Pour une fois, une analyse assez fine et nuancée de la situation.
Une petite remarque cependant: « C’est au nom d’une neutralité complaisante excessive que l’on refuse de sauver des personnes en danger de mort au nom de leurs croyances religieuses archaïques leur interdisant toute transfusion sanguine. La même problématique s’observe avec le refus de vaccin au nom des croyances religieuses. »
Le principe ici est qu’on ne peut pas forcer quelqu’un à recevoir des soins contre sa volonté, que sa motivation soit religieuse ou non.
Avant l’aide médicale à mourir, certaines personnes pouvaient refuser des soins pour accélérer leur mort et leur « délivrance ». Certains refusent certains traitements qui leur font peur ou qui ont des effets secondaires qu’ils refusent (comme la chimiothérapie).
D’autres refusent des vaccins parce qu’ils ne font pas confiance aux pharmaceutiques et jugent certains vaccins inutiles.
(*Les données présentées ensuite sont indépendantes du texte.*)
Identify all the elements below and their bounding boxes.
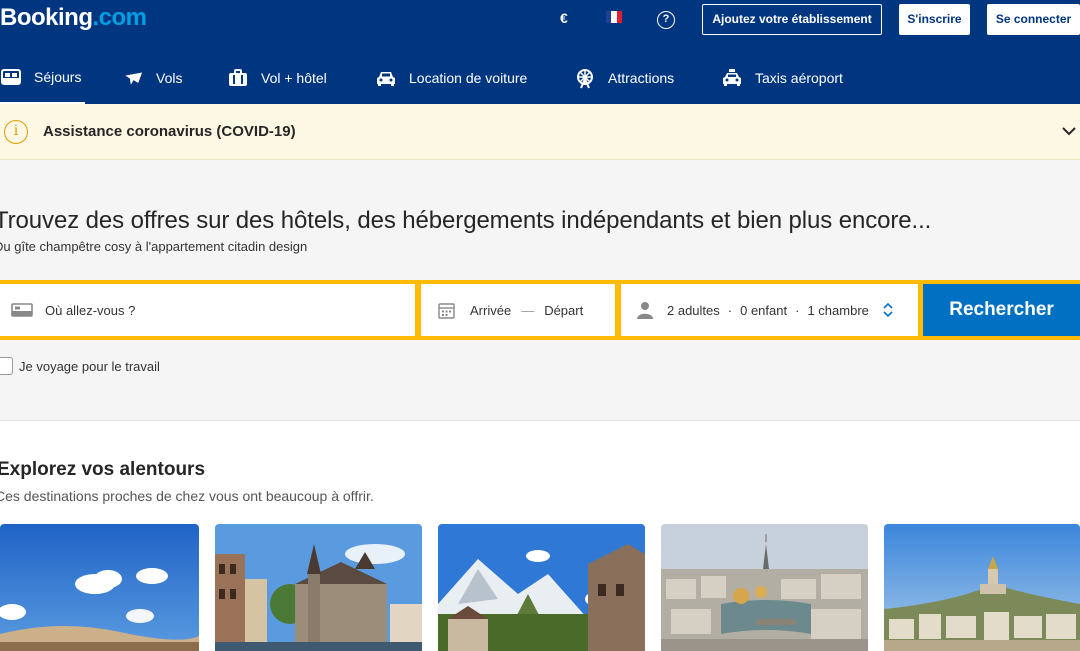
plane-icon <box>122 67 144 89</box>
nav-label: Vol + hôtel <box>261 70 327 86</box>
work-travel-option[interactable]: Je voyage pour le travail <box>0 357 160 375</box>
separator: · <box>795 302 800 318</box>
nav-item-flight-hotel[interactable]: Vol + hôtel <box>227 52 327 104</box>
nav-item-attractions[interactable]: Attractions <box>574 52 674 104</box>
nav-item-airport-taxis[interactable]: Taxis aéroport <box>721 52 843 104</box>
destination-image <box>0 524 199 651</box>
destination-image <box>438 524 645 651</box>
guests-selector[interactable]: 2 adultes · 0 enfant · 1 chambre <box>621 284 918 336</box>
bed-icon <box>11 302 33 318</box>
rooms-count: 1 chambre <box>807 302 869 318</box>
nav-item-flights[interactable]: Vols <box>122 52 182 104</box>
page-subtitle: Du gîte champêtre cosy à l'appartement c… <box>0 239 308 254</box>
section-subtitle: Ces destinations proches de chez vous on… <box>0 488 374 504</box>
main-nav: Séjours Vols Vol + hôtel Location de voi… <box>0 52 1080 104</box>
bed-icon <box>0 66 22 88</box>
nav-label: Location de voiture <box>409 70 528 86</box>
list-property-button[interactable]: Ajoutez votre établissement <box>702 4 882 35</box>
adults-count: 2 adultes <box>667 302 720 318</box>
nav-label: Séjours <box>34 69 82 85</box>
language-flag-icon[interactable] <box>606 11 622 23</box>
page-title: Trouvez des offres sur des hôtels, des h… <box>0 207 932 234</box>
signup-button[interactable]: S'inscrire <box>899 4 970 35</box>
destination-image <box>884 524 1080 651</box>
work-travel-label: Je voyage pour le travail <box>19 358 160 374</box>
section-title: Explorez vos alentours <box>0 459 206 480</box>
date-separator: — <box>521 302 535 318</box>
currency-selector[interactable]: € <box>560 10 568 26</box>
search-button[interactable]: Rechercher <box>923 284 1080 336</box>
checkout-label: Départ <box>544 302 584 318</box>
nav-item-stays[interactable]: Séjours <box>0 52 85 104</box>
search-bar: Où allez-vous ? Arrivée — Départ 2 adult… <box>0 280 1080 340</box>
sort-arrows-icon <box>883 303 893 317</box>
ferris-wheel-icon <box>574 67 596 89</box>
checkin-label: Arrivée <box>470 302 512 318</box>
date-picker[interactable]: Arrivée — Départ <box>421 284 615 336</box>
covid-banner-text: Assistance coronavirus (COVID-19) <box>43 123 296 140</box>
chevron-down-icon[interactable] <box>1060 122 1078 140</box>
nav-label: Attractions <box>608 70 675 86</box>
destination-field[interactable]: Où allez-vous ? <box>0 284 415 336</box>
destination-card[interactable] <box>215 524 422 651</box>
destination-card[interactable] <box>661 524 868 651</box>
nav-label: Taxis aéroport <box>755 70 843 86</box>
help-icon[interactable]: ? <box>657 11 675 29</box>
destination-image <box>215 524 422 651</box>
calendar-icon <box>438 302 455 319</box>
nav-label: Vols <box>156 70 183 86</box>
nav-item-car-rental[interactable]: Location de voiture <box>375 52 527 104</box>
destination-card[interactable] <box>438 524 645 651</box>
suitcase-icon <box>227 67 249 89</box>
car-icon <box>375 67 397 89</box>
person-icon <box>637 301 653 319</box>
login-button[interactable]: Se connecter <box>987 4 1080 35</box>
info-icon: i <box>4 120 28 144</box>
separator: · <box>727 302 733 318</box>
work-travel-checkbox[interactable] <box>0 357 13 375</box>
header: Booking.com € ? Ajoutez votre établissem… <box>0 0 1080 104</box>
destination-image <box>661 524 868 651</box>
destination-placeholder: Où allez-vous ? <box>45 302 136 318</box>
covid-banner[interactable]: i Assistance coronavirus (COVID-19) <box>0 104 1080 160</box>
destination-card[interactable] <box>0 524 199 651</box>
destination-card[interactable] <box>884 524 1080 651</box>
children-count: 0 enfant <box>740 302 788 318</box>
taxi-icon <box>721 67 743 89</box>
booking-logo[interactable]: Booking.com <box>0 4 147 32</box>
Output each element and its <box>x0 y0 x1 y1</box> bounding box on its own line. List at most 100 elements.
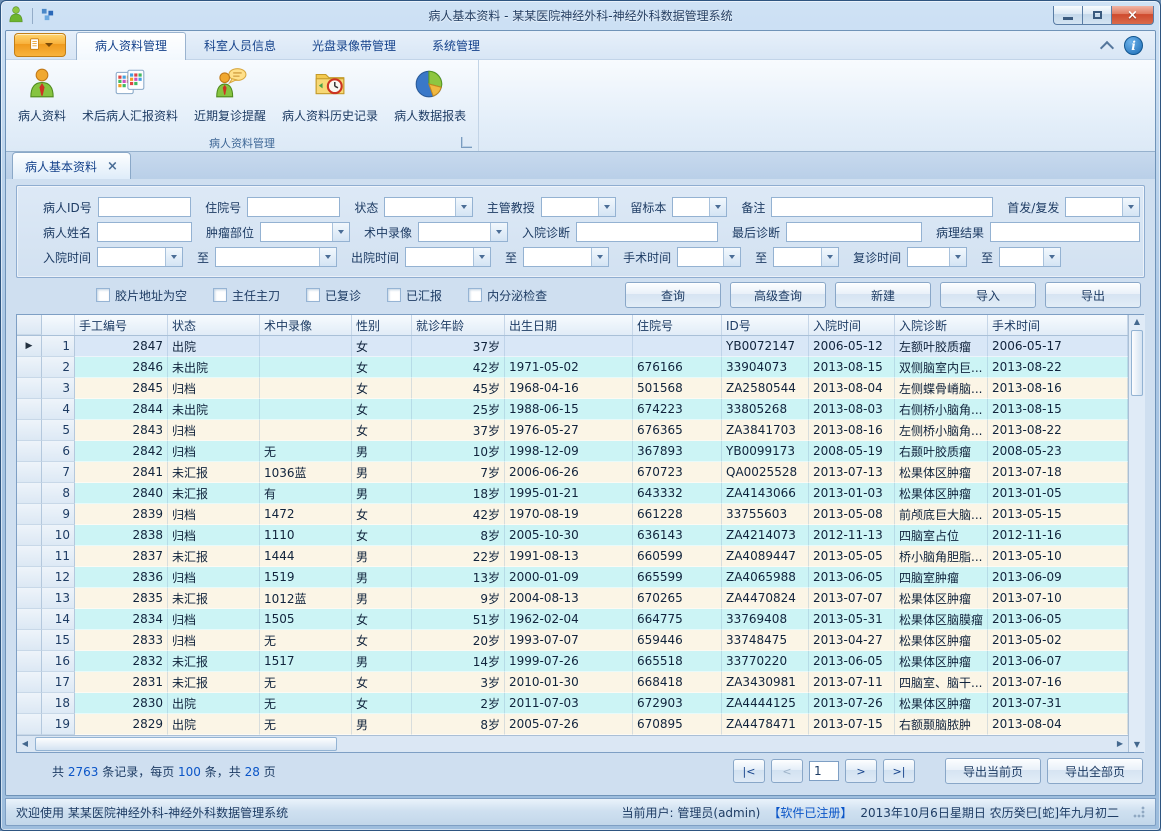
collapse-ribbon-icon[interactable] <box>1100 40 1114 54</box>
column-header-手术时间[interactable]: 手术时间 <box>988 315 1128 335</box>
history-folder-button[interactable]: 病人资料历史记录 <box>274 62 386 126</box>
surgery-date-to[interactable] <box>773 247 839 267</box>
combo-dropdown-icon[interactable] <box>1043 248 1060 266</box>
first-or-relapse-select[interactable] <box>1065 197 1140 217</box>
status-select[interactable] <box>384 197 472 217</box>
vertical-scrollbar[interactable]: ▲ ▼ <box>1128 315 1145 752</box>
admission-diagnosis-input[interactable] <box>576 222 718 242</box>
revisited-checkbox[interactable]: 已复诊 <box>306 287 361 304</box>
table-row[interactable]: 162832未汇报1517男14岁1999-07-266655183377022… <box>17 651 1128 672</box>
checkbox-icon[interactable] <box>213 288 227 302</box>
scroll-up-icon[interactable]: ▲ <box>1129 315 1145 329</box>
director-surgeon-checkbox[interactable]: 主任主刀 <box>213 287 280 304</box>
combo-dropdown-icon[interactable] <box>821 248 838 266</box>
ribbon-tab-4[interactable]: 系统管理 <box>414 33 498 59</box>
combo-dropdown-icon[interactable] <box>332 223 349 241</box>
table-row[interactable]: 102838归档1110女8岁2005-10-30636143ZA4214073… <box>17 525 1128 546</box>
column-header-住院号[interactable]: 住院号 <box>633 315 722 335</box>
resize-grip[interactable] <box>1133 806 1145 818</box>
next-page-button[interactable]: > <box>845 759 877 783</box>
patient-name-input[interactable] <box>97 222 192 242</box>
surgery-date-from[interactable] <box>677 247 741 267</box>
horizontal-scroll-thumb[interactable] <box>35 737 337 751</box>
app-logo-icon[interactable] <box>7 5 25 26</box>
column-header-性别[interactable]: 性别 <box>352 315 412 335</box>
discharge-date-to[interactable] <box>523 247 609 267</box>
table-row[interactable]: 32845归档女45岁1968-04-16501568ZA25805442013… <box>17 378 1128 399</box>
column-header-手工编号[interactable]: 手工编号 <box>75 315 168 335</box>
horizontal-scrollbar[interactable]: ◀ ▶ <box>17 735 1128 752</box>
checkbox-icon[interactable] <box>387 288 401 302</box>
table-row[interactable]: 62842归档无男10岁1998-12-09367893YB0099173200… <box>17 441 1128 462</box>
query-button[interactable]: 查询 <box>625 282 721 308</box>
admit-date-from[interactable] <box>97 247 183 267</box>
chief-professor-select[interactable] <box>541 197 617 217</box>
tumor-site-select[interactable] <box>260 222 350 242</box>
table-row[interactable]: 82840未汇报有男18岁1995-01-21643332ZA414306620… <box>17 483 1128 504</box>
dialog-launcher-icon[interactable] <box>461 137 472 148</box>
combo-dropdown-icon[interactable] <box>591 248 608 266</box>
ribbon-tab-1[interactable]: 病人资料管理 <box>76 32 186 60</box>
combo-dropdown-icon[interactable] <box>709 198 726 216</box>
revisit-reminder-button[interactable]: 近期复诊提醒 <box>186 62 274 126</box>
table-row[interactable]: 112837未汇报1444男22岁1991-08-13660599ZA40894… <box>17 546 1128 567</box>
column-header-术中录像[interactable]: 术中录像 <box>260 315 352 335</box>
application-menu-button[interactable] <box>14 33 66 57</box>
column-header-ID号[interactable]: ID号 <box>722 315 809 335</box>
advanced-query-button[interactable]: 高级查询 <box>730 282 826 308</box>
ribbon-tab-2[interactable]: 科室人员信息 <box>186 33 294 59</box>
remark-input[interactable] <box>771 197 993 217</box>
table-row[interactable]: 22846未出院女42岁1971-05-02676166339040732013… <box>17 357 1128 378</box>
tab-close-icon[interactable]: × <box>107 162 118 172</box>
table-row[interactable]: ▶12847出院女37岁YB00721472006-05-12左额叶胶质瘤200… <box>17 336 1128 357</box>
import-button[interactable]: 导入 <box>940 282 1036 308</box>
combo-dropdown-icon[interactable] <box>455 198 472 216</box>
new-button[interactable]: 新建 <box>835 282 931 308</box>
combo-dropdown-icon[interactable] <box>490 223 507 241</box>
table-row[interactable]: 132835未汇报1012蓝男9岁2004-08-13670265ZA44708… <box>17 588 1128 609</box>
column-header-出生日期[interactable]: 出生日期 <box>505 315 633 335</box>
combo-dropdown-icon[interactable] <box>598 198 615 216</box>
table-row[interactable]: 72841未汇报1036蓝男7岁2006-06-26670723QA002552… <box>17 462 1128 483</box>
column-header-就诊年龄[interactable]: 就诊年龄 <box>412 315 505 335</box>
admit-date-to[interactable] <box>215 247 337 267</box>
discharge-date-from[interactable] <box>405 247 491 267</box>
film-address-empty-checkbox[interactable]: 胶片地址为空 <box>96 287 187 304</box>
revisit-date-to[interactable] <box>999 247 1061 267</box>
pie-chart-button[interactable]: 病人数据报表 <box>386 62 474 126</box>
page-number-input[interactable]: 1 <box>809 761 839 781</box>
specimen-select[interactable] <box>672 197 727 217</box>
export-current-page-button[interactable]: 导出当前页 <box>945 758 1041 784</box>
final-diagnosis-input[interactable] <box>786 222 922 242</box>
endocrine-exam-checkbox[interactable]: 内分泌检查 <box>468 287 547 304</box>
column-header-入院诊断[interactable]: 入院诊断 <box>895 315 988 335</box>
column-header-状态[interactable]: 状态 <box>168 315 260 335</box>
patient-id-input[interactable] <box>98 197 191 217</box>
combo-dropdown-icon[interactable] <box>165 248 182 266</box>
column-header-rownum[interactable] <box>42 315 75 335</box>
previous-page-button[interactable]: < <box>771 759 803 783</box>
inpatient-no-input[interactable] <box>247 197 340 217</box>
last-page-button[interactable]: >| <box>883 759 915 783</box>
info-icon[interactable]: i <box>1124 36 1143 55</box>
ribbon-tab-3[interactable]: 光盘录像带管理 <box>294 33 414 59</box>
patient-button[interactable]: 病人资料 <box>10 62 74 126</box>
scroll-down-icon[interactable]: ▼ <box>1129 738 1145 752</box>
combo-dropdown-icon[interactable] <box>723 248 740 266</box>
pathology-result-input[interactable] <box>990 222 1140 242</box>
scroll-right-icon[interactable]: ▶ <box>1112 737 1128 751</box>
table-row[interactable]: 52843归档女37岁1976-05-27676365ZA38417032013… <box>17 420 1128 441</box>
table-row[interactable]: 182830出院无女2岁2011-07-03672903ZA4444125201… <box>17 693 1128 714</box>
checkbox-icon[interactable] <box>306 288 320 302</box>
vertical-scroll-thumb[interactable] <box>1131 330 1143 396</box>
checkbox-icon[interactable] <box>468 288 482 302</box>
close-button[interactable]: × <box>1111 6 1154 25</box>
tab-patient-basic-info[interactable]: 病人基本资料 × <box>12 152 131 181</box>
combo-dropdown-icon[interactable] <box>473 248 490 266</box>
intraop-video-select[interactable] <box>418 222 508 242</box>
export-button[interactable]: 导出 <box>1045 282 1141 308</box>
table-row[interactable]: 92839归档1472女42岁1970-08-19661228337556032… <box>17 504 1128 525</box>
report-grid-button[interactable]: 术后病人汇报资料 <box>74 62 186 126</box>
reported-checkbox[interactable]: 已汇报 <box>387 287 442 304</box>
quick-access-icon[interactable] <box>40 7 55 25</box>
D’autres (comme Trump) croient même qu’ils font partie d’un vaste complot des médecins et qu’ils causent l’autisme. Ou qu’ils font partie d’un complot du gouvernement pour contrôler les esprits (sans rire, ce sont ds théories de complot qui roulent sur les médias sociaux).
Devrait-on forcer les gens à être vaccinés ou à recevoir certains soins quand ils le refusent quand la raison est religieuse, mais respecter leur volonté si les raisons sont autres ? Croire à une théorie du complot serait alors une raison valable, mais pas une croyance religieuse ?
Il ne faut pas non plus pousser la haine de la religion à l’extrême. Le meilleur teste est de se demander si une situation est en soit acceptable, sans tenir compte des raisons invoquées (religieuses ou non). Si une demande est légitime pour des raisons personnelles, qu’importe quelles soient religieuses ou non. Si elle est inacceptable, que les raisons soient religieuses ou non ne devraient rien changer.
Je suis d’accord avec vous Russell. 150•/•
Mon petit oncle est au nom du Saint Frère André Bessette de L’Oratoire qui fut construit ce temple au nom de tous ces collaborateurs qui y ont contribué. Un jour ils découvriront et comprendont la grande importance enraciné à ma culture.